Arjen Robben was niet fit op het EK. Je kunt staande houden dat hij fysiek voorbereid was om te spelen, maar mentaal was hij zeker niet klaar voor een eindtoernooi. Al in het vroege voorjaar liet hij zich in een interview ontvallen dat hij "nog regelmatig dacht aan die kans tegen Spanje." Die kans waaruit de aanvaller Oranje op voorsprong had gezet in de WK-finale als Iker Casillas niet op het laatste moment de voet had uitgestoken. Vervolgens miste Robben afgelopen april een strafschop voor Bayern München in de cruciale competitiewedstrijd tegen Borussia Dortmund en overkwam hem een maand later hetzelfde in de Champions League-finale. Tot overmaat van ramp volgde nog de eigenaardige oefenwedstrijd van Oranje tegen Bayern, waarin Robben door een aantal Duitse supporters werd getrakteerd op een striemend fluitconcert. Bert van Marwijk maakte zich niet druk. "Hij heeft een paar dagen nodig", zei de bondscoach na het drama in de Champions League-finale. Die woorden hadden de KNVB toch ernstig moeten verontrusten.
Want natuurlijk had de vleugelaanvaller meer nodig dan 'een paar dagen'. Profvoetballers als Arjen Robben ervaren wekelijks een druk waar wij gewone stervelingen zelden of nooit mee geconfronteerd worden. Als een speler dan op enkele cruciale momenten persoonlijk faalt, moet er iemand zijn die hem helpt af te rekenen met de talloze negatieve gedachten die door zijn hoofd spoken, zodat hij weer vooruit kan kijken. Dat is geen vermoeden, maar een logische conclusie. Bovendien kan de psycholoog ook de nodige aandacht besteden aan het groepsproces, bij het huidige Oranje geen overbodige luxe. Op mentale begeleiding lijkt, zeker in het Nederlandse voetbal, echter nog een zwaar taboe te rusten. Zo zwaar zelfs dat het belangrijkste Nederlandse voetbalelftal er geen gebruik van wenst te maken. Of zoals aspirant-aanvoerder Wesley Sneijder het zei:
"Als er een psycholoog komt praten, ga ik slapen."
Het gekke is dat spelers en coaches weer op hun achterste benen stonden toen Oekraïne op het EK een glaszuiver doelpunt werd onthouden omdat de scheidsrechter noch zijn assistenten hadden waargenomen dat de bal de doellijn volledig passeerde. De UEFA en de FIFA moesten het weer zwaar ontgelden, het was een grote schande dat er nog steeds geen cameratechnologie op de doellijn werd gebruikt. Dat mag zo zijn, maar de pot verwijt hier toch enigszins de ketel. De technische vooruitgang wordt omarmd en beschouwd als een groot gemis op de voetbalvelden, maar veel trainers houden de mental coach angstvallig buiten de deur. Terwijl psychologische begeleiding in het moderne topvoetbal misschien nog wel harder nodig is dan camera's op de doellijn.

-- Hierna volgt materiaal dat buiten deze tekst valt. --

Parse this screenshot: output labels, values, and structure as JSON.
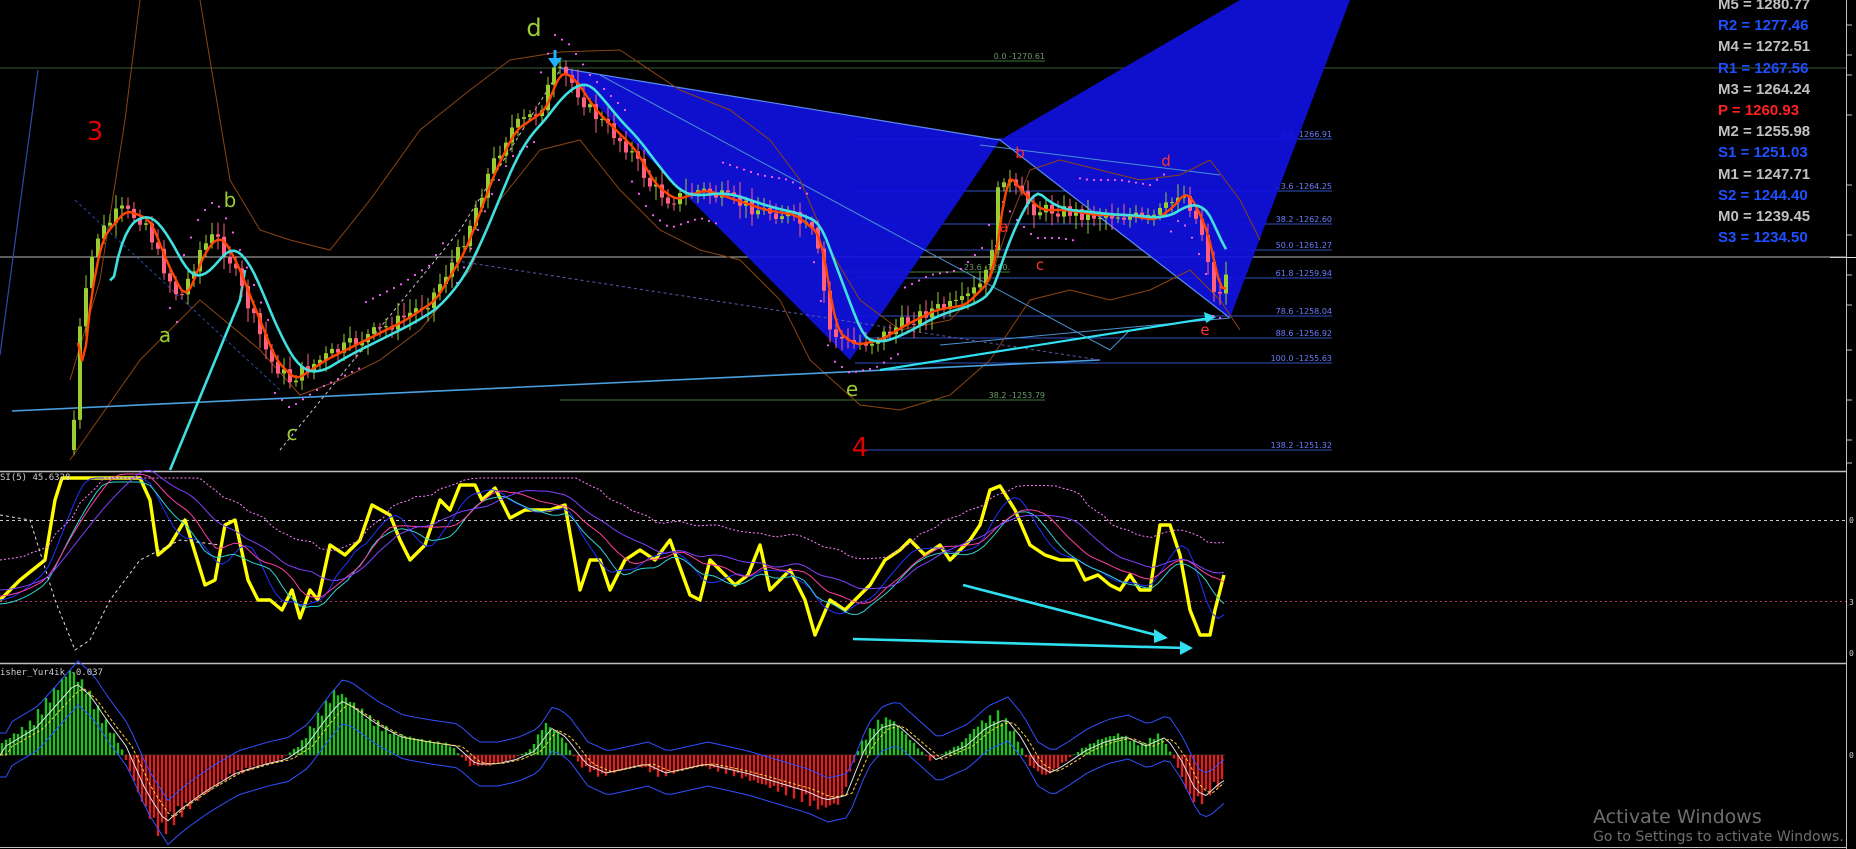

Illustratief was een uitzending van NOS Studio Sportzomer vorige week, waarin hockeycoach Marc Lammers weer eens uit de doeken deed hoeveel ontwikkeling de hockeysport heeft doorgemaakt in vergelijking met voetbal. Zijn leerzame woorden gingen echter grotendeels verloren in het ongenuanceerde lawaai van Jan Mulder, die het relaas van Lammers over de psychologische benadering van de atleten tijdens een toernooi, min of meer afdeed als onzin. Het is slechts één opvatting van iemand die wel vaker spreekt voordat hij denkt, maar het zegt veel. Vooruitgang is nauwelijks aan de orde in het profvoetbal omdat coaches, spelers en zelfs hun criticasters er gewoonweg niet voor openstaan. Het is tijd dat trainers de koppen bij elkaar steken en erkennen dat een topvoetballer anno 2012 alleen maximaal kan presteren als hij niet alleen fysiek, maar ook mentaal topfit is. Elk team heeft een conditietrainer, nu de mentale trainer nog.